FORT JACKSON, S.C. -- Five Fort Jackson police officers made history last week by becoming the first certified mountain bike police officers on post.

The Directorate of Emergency Services partnered with the Columbia and Palmetto Health police departments to host a Mountain Bike Training Certification Course for a group of 10 police officers. After the weeklong training that included how to maintain a bike, nutrition classes and riding more than 60 miles, the police officers who participated are "Class A Certified" mountain bike police officers through the Law Enforcement Bicycle Association.

"I thought the training was very good overall. l loved the stress part of it and I think we should do it more often," said Cpl. Raymond Meals, Fort Jackson police officer.
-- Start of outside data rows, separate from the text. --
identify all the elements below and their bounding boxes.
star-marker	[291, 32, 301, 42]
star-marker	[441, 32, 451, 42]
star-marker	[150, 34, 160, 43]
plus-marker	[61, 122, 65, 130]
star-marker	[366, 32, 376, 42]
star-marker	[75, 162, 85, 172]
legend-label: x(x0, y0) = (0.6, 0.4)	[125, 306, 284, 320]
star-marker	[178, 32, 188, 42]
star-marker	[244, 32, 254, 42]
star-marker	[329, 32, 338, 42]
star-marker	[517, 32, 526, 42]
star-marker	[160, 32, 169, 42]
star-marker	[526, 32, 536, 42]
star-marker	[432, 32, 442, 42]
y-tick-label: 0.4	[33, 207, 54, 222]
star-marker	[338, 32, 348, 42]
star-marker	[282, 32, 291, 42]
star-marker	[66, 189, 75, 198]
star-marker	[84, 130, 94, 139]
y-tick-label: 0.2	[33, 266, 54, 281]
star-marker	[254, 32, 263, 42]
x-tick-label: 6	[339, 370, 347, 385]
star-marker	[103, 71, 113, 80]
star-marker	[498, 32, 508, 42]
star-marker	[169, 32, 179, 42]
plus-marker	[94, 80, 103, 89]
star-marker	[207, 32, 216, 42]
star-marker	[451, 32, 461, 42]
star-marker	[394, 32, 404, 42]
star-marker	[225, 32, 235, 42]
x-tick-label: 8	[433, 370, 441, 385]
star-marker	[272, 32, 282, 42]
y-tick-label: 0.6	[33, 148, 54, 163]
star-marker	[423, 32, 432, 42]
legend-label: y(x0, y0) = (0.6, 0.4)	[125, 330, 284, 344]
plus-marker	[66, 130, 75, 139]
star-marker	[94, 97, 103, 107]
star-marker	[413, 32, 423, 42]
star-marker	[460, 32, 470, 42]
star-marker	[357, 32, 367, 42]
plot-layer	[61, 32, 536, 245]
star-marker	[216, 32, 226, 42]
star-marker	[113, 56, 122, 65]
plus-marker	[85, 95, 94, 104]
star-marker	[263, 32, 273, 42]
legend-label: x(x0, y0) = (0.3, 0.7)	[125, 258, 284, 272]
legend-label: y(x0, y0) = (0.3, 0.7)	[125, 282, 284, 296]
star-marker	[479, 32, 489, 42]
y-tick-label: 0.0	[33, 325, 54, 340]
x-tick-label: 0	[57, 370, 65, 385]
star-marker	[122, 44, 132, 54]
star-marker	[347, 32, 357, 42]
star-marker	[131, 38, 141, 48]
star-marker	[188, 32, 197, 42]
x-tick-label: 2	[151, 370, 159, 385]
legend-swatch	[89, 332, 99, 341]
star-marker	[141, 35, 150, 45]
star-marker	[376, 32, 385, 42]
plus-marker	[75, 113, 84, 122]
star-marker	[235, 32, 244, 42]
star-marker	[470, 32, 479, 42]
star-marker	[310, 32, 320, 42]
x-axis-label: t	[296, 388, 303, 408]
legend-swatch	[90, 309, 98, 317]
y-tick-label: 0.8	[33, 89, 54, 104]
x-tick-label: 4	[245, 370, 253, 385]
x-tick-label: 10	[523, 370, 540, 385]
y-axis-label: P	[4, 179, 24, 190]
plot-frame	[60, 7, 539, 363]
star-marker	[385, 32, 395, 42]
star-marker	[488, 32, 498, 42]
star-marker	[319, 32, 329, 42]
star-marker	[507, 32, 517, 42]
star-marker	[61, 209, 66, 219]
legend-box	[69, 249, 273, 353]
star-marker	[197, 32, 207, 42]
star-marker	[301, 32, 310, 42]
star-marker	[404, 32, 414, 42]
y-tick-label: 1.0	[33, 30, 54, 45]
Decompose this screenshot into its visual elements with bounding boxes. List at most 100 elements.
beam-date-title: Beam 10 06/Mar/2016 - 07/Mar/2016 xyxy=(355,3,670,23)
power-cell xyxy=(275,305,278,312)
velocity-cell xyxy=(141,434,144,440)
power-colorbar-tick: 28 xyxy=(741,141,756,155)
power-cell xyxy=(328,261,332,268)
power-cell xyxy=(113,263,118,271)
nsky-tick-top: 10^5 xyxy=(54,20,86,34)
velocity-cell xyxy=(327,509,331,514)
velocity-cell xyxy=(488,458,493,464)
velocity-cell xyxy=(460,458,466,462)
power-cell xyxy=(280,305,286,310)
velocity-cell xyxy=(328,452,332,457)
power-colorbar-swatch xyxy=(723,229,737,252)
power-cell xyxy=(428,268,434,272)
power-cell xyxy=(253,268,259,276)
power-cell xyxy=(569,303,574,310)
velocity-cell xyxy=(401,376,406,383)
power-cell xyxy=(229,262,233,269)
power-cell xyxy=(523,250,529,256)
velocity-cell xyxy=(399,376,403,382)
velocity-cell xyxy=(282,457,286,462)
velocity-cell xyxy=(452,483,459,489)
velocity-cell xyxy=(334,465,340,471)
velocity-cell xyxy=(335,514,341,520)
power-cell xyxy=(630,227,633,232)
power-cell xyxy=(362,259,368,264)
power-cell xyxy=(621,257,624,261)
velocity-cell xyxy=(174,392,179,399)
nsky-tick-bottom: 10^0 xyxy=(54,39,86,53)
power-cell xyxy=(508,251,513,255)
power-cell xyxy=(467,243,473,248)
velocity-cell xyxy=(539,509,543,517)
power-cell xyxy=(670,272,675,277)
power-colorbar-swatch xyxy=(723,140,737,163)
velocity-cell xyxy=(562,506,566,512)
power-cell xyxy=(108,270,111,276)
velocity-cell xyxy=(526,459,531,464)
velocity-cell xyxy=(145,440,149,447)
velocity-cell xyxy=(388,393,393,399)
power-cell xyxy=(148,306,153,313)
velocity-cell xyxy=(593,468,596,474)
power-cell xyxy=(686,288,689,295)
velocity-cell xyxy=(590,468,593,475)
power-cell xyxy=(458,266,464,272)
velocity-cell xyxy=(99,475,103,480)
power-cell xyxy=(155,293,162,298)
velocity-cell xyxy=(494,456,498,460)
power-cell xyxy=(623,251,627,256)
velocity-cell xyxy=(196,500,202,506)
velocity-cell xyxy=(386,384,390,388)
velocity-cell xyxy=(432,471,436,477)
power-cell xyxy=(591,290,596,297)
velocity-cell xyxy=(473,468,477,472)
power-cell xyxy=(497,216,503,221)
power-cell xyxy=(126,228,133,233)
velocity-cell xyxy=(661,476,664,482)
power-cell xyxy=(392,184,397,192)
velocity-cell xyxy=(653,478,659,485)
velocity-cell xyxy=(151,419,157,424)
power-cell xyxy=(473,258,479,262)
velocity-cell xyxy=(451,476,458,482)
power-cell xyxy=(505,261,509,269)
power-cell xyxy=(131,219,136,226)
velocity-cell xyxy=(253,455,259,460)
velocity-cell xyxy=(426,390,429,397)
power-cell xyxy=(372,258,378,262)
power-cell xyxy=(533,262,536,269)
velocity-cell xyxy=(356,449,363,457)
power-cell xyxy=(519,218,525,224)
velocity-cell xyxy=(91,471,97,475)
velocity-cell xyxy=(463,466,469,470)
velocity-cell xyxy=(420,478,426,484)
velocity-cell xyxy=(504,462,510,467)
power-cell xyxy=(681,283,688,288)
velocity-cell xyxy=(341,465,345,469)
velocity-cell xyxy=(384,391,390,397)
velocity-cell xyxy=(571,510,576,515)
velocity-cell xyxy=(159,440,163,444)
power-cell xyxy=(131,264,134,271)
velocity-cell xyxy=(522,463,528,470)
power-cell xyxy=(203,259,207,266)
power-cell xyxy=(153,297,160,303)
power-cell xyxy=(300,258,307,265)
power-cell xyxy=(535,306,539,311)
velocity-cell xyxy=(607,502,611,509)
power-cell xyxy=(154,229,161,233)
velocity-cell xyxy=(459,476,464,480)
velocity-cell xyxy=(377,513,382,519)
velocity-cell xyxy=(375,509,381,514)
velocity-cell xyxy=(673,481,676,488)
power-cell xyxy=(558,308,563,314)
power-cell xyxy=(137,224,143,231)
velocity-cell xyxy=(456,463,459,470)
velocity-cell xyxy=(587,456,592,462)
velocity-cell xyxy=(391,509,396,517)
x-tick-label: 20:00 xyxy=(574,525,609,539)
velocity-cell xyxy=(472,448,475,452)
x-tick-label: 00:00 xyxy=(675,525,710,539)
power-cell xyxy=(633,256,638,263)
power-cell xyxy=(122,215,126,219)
The training took the police officers through unfamiliar terrain.

"These guys had to do a 26-mile bike ride in one day through rugged terrain, rocks, mud and water, soft sand, the heat, the elements of the weather," said Sgt. Daniel Wesley, who is a certified mountain bike police officer with the Columbia Police Department and was one of the instructors of the course.

LEBA requires an officer to complete four consecutive days of mountain bike training covering various topics to receive the certification.

"What this (training) is going to do is get our officers out in the community. This helps our people become more comfortable with police officers in the community," said Capt. Fred Paxton, Fort Jackson police supervisor.

"It's always very important to have that community contact. We've lost an element (mountain bike officers) during that time of post-Sept. 11, when law enforcement took a big shift and moved into a more technological range because of the type of threat that may have been out that time," said Jennifer Jutkofsky, Columbia police officer and LEBA instructor.

"Using technology is an absolute must in this profession because we must keep up with everyone else out there, but the factor that we cannot lose is the element of the officer being out of the car and being able to have community contact, which a vehicle does not allow," she said.

She said officers on mountain bikes also give police departments the opportunity to achieve a tactical dynamic that cannot be attained in a vehicle. The Fort Jackson mountain bike police officers are expected to be used in the housing areas and other places where cars are unable to pursue a suspect, Paxton said.

"We want to be a positive, approachable role model for the kids," Meals said.